- 著者
-
飯田 剛史
- 出版者
- 関西社会学会
- 雑誌
- フォーラム現代社会学 (ISSN:13474057)
- 巻号頁・発行日
- no.5, pp.43-56, 2006-05-27
「民族のお好み焼き」といわれるように、現代の日本の都市は多民族化が進んでいる。そのなかで在日コリアンは世代を重ね、生活文化は日本人のそれとほとんど均質化してきている。これまで芸能界やスポーツ界で在日のスターがたくさんいたが、いずれも日本名を名乗りその「在日性」はあまり見えなかった。しかし在日住民の一部は、この文化的均質化のなかで逆に、民族的アイデンティティを自覚的に保ちながら生きてゆこうとしている。その仕事は、多様な分野で「魅力ある差異」をもつものとして貴重な貢献をなしている。大阪府には約14.5万名(在留外国人統計2002年版)の在日韓国・朝鮮籍住民がおり、分化の様々な面でその比重は小さくない。

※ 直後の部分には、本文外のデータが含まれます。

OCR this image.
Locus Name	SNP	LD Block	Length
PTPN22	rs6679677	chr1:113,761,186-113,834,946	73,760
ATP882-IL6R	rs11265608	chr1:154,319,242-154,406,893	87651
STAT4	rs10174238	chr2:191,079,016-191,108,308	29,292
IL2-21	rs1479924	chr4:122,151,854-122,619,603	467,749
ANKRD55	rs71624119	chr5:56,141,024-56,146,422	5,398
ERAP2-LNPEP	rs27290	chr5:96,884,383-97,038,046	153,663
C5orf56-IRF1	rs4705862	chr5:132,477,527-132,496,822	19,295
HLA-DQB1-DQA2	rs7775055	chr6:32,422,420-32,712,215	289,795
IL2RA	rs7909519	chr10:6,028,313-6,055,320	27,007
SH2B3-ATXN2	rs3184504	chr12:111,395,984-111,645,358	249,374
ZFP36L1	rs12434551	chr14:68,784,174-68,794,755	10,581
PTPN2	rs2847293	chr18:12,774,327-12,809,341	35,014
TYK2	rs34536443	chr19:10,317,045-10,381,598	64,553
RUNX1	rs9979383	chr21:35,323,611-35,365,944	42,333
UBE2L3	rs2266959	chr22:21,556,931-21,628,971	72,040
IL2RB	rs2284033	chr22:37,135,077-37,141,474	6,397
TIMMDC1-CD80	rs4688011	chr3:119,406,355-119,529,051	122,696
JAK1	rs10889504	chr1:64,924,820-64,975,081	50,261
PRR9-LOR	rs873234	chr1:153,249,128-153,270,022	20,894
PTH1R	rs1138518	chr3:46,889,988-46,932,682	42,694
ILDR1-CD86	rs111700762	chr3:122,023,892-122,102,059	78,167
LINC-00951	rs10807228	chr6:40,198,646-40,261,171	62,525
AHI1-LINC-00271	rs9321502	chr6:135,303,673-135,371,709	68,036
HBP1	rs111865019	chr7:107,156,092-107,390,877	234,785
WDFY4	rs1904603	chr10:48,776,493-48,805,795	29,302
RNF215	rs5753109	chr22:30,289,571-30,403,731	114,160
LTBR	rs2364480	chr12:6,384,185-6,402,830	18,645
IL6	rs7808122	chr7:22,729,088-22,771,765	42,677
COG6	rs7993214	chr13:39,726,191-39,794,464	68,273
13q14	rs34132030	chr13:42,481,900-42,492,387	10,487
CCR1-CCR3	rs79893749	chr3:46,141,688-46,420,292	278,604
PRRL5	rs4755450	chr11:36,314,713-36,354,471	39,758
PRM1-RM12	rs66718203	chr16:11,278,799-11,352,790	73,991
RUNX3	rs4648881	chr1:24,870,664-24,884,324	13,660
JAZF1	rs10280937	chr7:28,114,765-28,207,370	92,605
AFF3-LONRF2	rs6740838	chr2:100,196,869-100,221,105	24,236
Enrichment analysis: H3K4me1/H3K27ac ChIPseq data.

ここでは1980年代以降の在日の民族祭りの展開を紹介し、大阪文化に創造的に関っている状況を示したい。1983年に始められた「生野民族文化祭」は、民族伝統につながる農楽を中心にした祭りのスタイルを創造し、公共の場で民族祝祭を行う口火を切った。これは2002年に終息したが、各地の在日の若者に強い影響を与え、京阪神を中心に20に及ぶ「○○マダン」と名乗る祭りが生み出された。今日これらのマダンには多くの日本人住民も参加し、多民族共生のユニークなあり方を示している。「ワンコリアフェスティバル」は、「一つのコリア」を目指しつつ、ジャンルを問わない在日ミュージシャンやその友人たちのパフォーマンスを野外音楽堂で繰り広げるものである。「四天王寺ワッソ」は、古代朝鮮から多くの人々が高い文化をもって渡米したことを、色鮮やかな衣装のパレードと、聖徳太子による出迎えの儀式で表現する。一時中断したが、2004年には、在阪日本企業の支援と多くの日本人の参加を得て、新しい大阪の祭りとして再生した。これらの祭りは、マスコミ報道を通して広く知られるようになり、地方自治体や公共団体の協賛・後援も増えてきている。また多くの日本人住民の参加によって、単に在日だけの行事にとどまらず、ヴォランティア参加型、創造型の祭りとして、今日の大阪都市文化に多民族性と新たな活力を加えるものとなっている。